Results
This study included 472,373 participants in the final analyses. Table 1 showed the baseline characteristics of participants by regular PPI use. At baseline, 46 530 (9.85%) participants reported regular use of PPIs. PPI users tended to be deprived, consumed less alcohol, less physically active, with a higher rate of comorbidities (hyperlipidemia, diabetes, and CVD), and were more likely to use other medications (like aspirin, NSAID sandstatin). As expected, PPI users had higher rate of esophagitis/Barretts esophagus, GERD, peptic ulcer, and upper gastrointestinal bleeding. Regular PPI users also had a poorer self-reported overall health rating, and higher rate of longstanding illness.
During a median follow-up of 8.1 years, we documented 1661 incident CKD events among the 46,530 PPI users (4.53 per 1000 person-years), and 5630 events among 425,843 nonusers (1.65 per 1000 person-years). In the initial age and sex-stratified model, regular PPI users had 2.15 times higher risk of incident CKD as compared to non-users (HR 2.15, 95CI 2.03-2.27) (Table 2).The association was attenuated somewhat, but remained significant after adjustment for potential confounders, including sociodemographic factors, lifestyle habits, presence of comorbidities, and use of other medications (HR1.24, 95%CI 1.17 -1.31).The estimated risk was unchanged after further adjustment for clinical indications for PPI use (HR1.24, 95%CI 1.16-1.33).For easy interpretation, NNHs were calculated based on based on the fully adjusted HR and the CKD incidence among non-PPI users. Every 773.1 (95% CI, 690.3 to 946.5), 406.7 (95% CI, 357.8 to 506.5), and 177.5 (95% CI, 152.8 to 226.5) regular PPI users may result in one CKD case over one, two and five years, respectively (Figure 1 ). Regarding different types of PPIs, we found the increased risk of CKD was associated with Omeprazole and Lansoprazole (HR 1.24, 95%CI 1.14 – 1.34 and 1.26, 1.14 – 1.38, respectively), but not with other PPIs, mainly due to the relative low number of cases (Table 3).
We also found that a slightly stronger association between PPI use and acute kidney injury (AKI). In the fully adjusted model, regular PPI users had a 30% higher risk of AKI incident (HR 1.30, 95%CI 1.22 – 1.38) (Table S1 ). Given the similar clinical indications for PPIs and H2RAs, we also evaluated the association between regular use of H2RAs use and CKD risk. In the basic model, regular use of H2RAs was associated with a 69% greater risk of CKD (HR 1.69, 95%CI 1.49 – 1.91). However, this association disappeared after adjustment for potential confounders and clinical indications for H2RAs use (HR 1.03, 95%CI 0.91– 1.16) (Table S2 ).

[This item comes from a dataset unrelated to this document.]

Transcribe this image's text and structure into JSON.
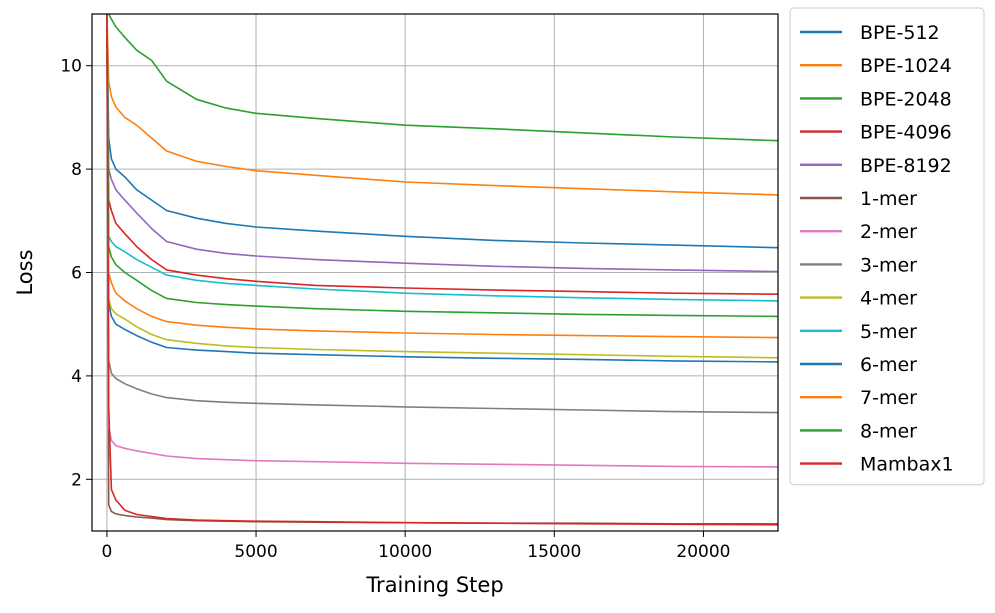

Direct comparison showed that PPI use was associated with 17% higher risk of CKD compared with H2RAs use (HR 1.17, 95% CI 1.00 to 1.36) (Table S3 ).
In subgroup analyses, the estimates for risk of CKD associated with PPI use did not differ by age, BMI, smoking status, alcohol consumption, hypertension, diabetes, GERD and clinical indication for PPI use (Figure 2 ). However, the estimated risk of CKD with PPI use seemed to be higher among women than men (p-interactions =0.003). Our primary results remained unchanged in several sensitivity analyses by excluding CKD incidents and death cases identified during the first 2 years of follow-up, excluding the participants with cardiovascular disease, and limiting our analysis to participants with no missing covariate data (Table S4 ). When we applied inverse treatment probability weights based on the propensity scores, the estimated HR for CKD was 1.40 (95 % CI 1.25–1.57). The results of propensity score–matching analysis were similar.